Em Fortaleza, a cena teatral ainda é dominada pelos shows de humor. Mas a diretora conta que, na última década, têm aparecido novos grupos que sustentam um teatro alternativo, mais experimental. Ela destaca o trabalho com mímica contemporânea do Mimos; a atualização da cultura da região do Cariri feita pela companhia Expressões Humanas, e a aproximação com o desenho de formas animadas do grupo Bagaceira, o mais reconhecido entre os da região. Em 2009, vieram ao Festival de Curitiba com o espetáculo Lesados.

Casal

Carícias, por sua vez, é peça de autoria de Sergi Belbel, um dos dramaturgos mais importantes do teatro catalão contemporâneo. Na primeira de um punhado de cenas fragmentadas, ve­­mos um casal desgastado a constatar que já não têm nada a dizer um ao outro, a não ser por agressões físicas.

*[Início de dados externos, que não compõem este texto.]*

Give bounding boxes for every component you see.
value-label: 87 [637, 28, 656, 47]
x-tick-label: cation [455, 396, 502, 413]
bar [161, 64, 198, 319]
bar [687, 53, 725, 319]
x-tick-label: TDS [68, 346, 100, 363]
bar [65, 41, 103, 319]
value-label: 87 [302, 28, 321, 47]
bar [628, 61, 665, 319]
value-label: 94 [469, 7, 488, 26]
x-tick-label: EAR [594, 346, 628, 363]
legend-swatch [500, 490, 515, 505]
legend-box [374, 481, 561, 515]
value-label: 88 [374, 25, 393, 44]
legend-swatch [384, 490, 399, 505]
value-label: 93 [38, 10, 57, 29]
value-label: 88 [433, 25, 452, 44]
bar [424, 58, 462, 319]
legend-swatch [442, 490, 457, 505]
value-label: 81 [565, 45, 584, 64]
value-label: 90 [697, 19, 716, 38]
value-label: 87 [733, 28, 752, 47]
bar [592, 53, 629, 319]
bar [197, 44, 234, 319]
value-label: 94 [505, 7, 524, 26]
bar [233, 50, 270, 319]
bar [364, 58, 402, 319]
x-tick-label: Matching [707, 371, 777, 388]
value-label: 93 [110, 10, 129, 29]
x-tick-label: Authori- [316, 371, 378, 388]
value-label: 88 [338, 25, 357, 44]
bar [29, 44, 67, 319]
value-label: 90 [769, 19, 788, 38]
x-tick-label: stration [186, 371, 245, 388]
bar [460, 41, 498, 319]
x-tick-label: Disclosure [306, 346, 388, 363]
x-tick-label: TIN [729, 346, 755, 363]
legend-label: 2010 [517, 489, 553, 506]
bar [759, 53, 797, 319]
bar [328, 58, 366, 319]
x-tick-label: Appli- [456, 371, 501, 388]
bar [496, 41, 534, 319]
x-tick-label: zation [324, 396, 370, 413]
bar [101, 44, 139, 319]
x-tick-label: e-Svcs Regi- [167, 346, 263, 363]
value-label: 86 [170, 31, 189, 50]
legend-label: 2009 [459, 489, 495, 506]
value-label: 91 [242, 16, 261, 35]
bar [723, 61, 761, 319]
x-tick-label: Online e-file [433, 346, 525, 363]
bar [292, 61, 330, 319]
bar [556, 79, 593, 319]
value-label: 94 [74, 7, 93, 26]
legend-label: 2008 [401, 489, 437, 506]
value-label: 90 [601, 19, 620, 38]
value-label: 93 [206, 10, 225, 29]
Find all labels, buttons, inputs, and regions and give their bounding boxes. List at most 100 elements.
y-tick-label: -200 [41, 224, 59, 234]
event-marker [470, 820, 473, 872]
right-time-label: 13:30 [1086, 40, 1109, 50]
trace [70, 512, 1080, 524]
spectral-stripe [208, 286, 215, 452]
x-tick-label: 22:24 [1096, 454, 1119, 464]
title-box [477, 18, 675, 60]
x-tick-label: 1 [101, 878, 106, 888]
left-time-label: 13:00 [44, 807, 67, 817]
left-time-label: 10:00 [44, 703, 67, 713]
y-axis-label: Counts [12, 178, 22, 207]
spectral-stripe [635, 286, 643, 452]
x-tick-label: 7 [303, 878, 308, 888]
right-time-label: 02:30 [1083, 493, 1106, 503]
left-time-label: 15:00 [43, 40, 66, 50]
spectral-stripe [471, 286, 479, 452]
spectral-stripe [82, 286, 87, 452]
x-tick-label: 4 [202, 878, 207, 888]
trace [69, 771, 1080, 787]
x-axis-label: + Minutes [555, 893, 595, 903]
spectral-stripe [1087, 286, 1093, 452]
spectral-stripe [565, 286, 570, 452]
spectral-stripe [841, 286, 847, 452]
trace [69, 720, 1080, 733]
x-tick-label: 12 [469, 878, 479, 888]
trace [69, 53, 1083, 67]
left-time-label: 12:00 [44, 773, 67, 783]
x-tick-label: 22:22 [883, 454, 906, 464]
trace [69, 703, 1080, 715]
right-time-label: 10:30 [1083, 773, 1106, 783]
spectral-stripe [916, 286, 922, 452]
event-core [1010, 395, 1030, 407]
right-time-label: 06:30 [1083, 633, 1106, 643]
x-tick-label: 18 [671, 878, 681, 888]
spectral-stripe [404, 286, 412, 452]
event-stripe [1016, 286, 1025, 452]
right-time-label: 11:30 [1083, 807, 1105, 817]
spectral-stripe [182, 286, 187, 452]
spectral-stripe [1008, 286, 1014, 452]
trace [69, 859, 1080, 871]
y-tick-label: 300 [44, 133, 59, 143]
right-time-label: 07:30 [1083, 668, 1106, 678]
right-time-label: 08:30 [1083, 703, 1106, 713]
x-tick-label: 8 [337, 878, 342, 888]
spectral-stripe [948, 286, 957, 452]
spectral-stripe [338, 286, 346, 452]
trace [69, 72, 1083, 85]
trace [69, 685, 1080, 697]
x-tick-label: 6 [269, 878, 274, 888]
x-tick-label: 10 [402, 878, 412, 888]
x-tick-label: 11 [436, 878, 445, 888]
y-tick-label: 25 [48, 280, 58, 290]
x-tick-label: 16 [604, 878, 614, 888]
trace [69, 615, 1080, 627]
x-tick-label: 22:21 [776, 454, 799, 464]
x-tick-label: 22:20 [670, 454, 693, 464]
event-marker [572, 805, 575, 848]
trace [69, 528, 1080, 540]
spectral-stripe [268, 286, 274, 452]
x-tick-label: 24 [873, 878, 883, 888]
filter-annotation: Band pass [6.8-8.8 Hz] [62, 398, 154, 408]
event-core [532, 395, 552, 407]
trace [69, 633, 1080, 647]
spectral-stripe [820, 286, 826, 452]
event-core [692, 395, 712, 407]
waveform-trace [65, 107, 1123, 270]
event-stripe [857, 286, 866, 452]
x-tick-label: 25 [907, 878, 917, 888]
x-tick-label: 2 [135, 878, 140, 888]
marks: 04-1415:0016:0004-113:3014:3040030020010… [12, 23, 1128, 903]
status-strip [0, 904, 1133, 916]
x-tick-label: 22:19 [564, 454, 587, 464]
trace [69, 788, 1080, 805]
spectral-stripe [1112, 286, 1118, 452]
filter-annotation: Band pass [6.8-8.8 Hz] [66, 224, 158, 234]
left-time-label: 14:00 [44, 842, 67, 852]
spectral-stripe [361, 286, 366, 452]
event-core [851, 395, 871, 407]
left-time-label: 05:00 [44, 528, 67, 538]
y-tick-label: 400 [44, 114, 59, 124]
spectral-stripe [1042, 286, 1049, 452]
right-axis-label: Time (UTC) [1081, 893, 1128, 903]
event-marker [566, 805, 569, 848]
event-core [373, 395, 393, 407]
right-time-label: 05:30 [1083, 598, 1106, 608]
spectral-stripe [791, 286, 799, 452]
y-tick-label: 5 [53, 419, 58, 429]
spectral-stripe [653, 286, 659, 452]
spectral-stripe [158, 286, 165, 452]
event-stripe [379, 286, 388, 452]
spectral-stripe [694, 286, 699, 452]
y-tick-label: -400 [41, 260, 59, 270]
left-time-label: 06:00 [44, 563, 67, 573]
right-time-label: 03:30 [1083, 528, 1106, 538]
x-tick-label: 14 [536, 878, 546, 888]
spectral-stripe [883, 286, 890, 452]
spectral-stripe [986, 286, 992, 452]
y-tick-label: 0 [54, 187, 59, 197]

O que está posto em dúvida nas situações é a possibilidade de entendimento entre duas pessoas, por mais íntimas que elas sejam, e a possibilidade real de afeto, abalada pela convivência. Na maneira pessimista como Bel­­bel conduz cenas e personagens, sobra pouca esperança. Sua qualidade maior está em escancarar relações daninhas, com a delicadeza de quem afunda o dedo na ferida.

A montagem recifense, dirigida por Leo Falcão, infelizmente não dá conta de afiar todas as pontas do texto. Sobretudo porque falta ao elenco qualidade técnica e um domínio maior dos efeitos pretendidos nos diálogos.

A repórter viajou a convite do 17º Porto Alegre em Cena.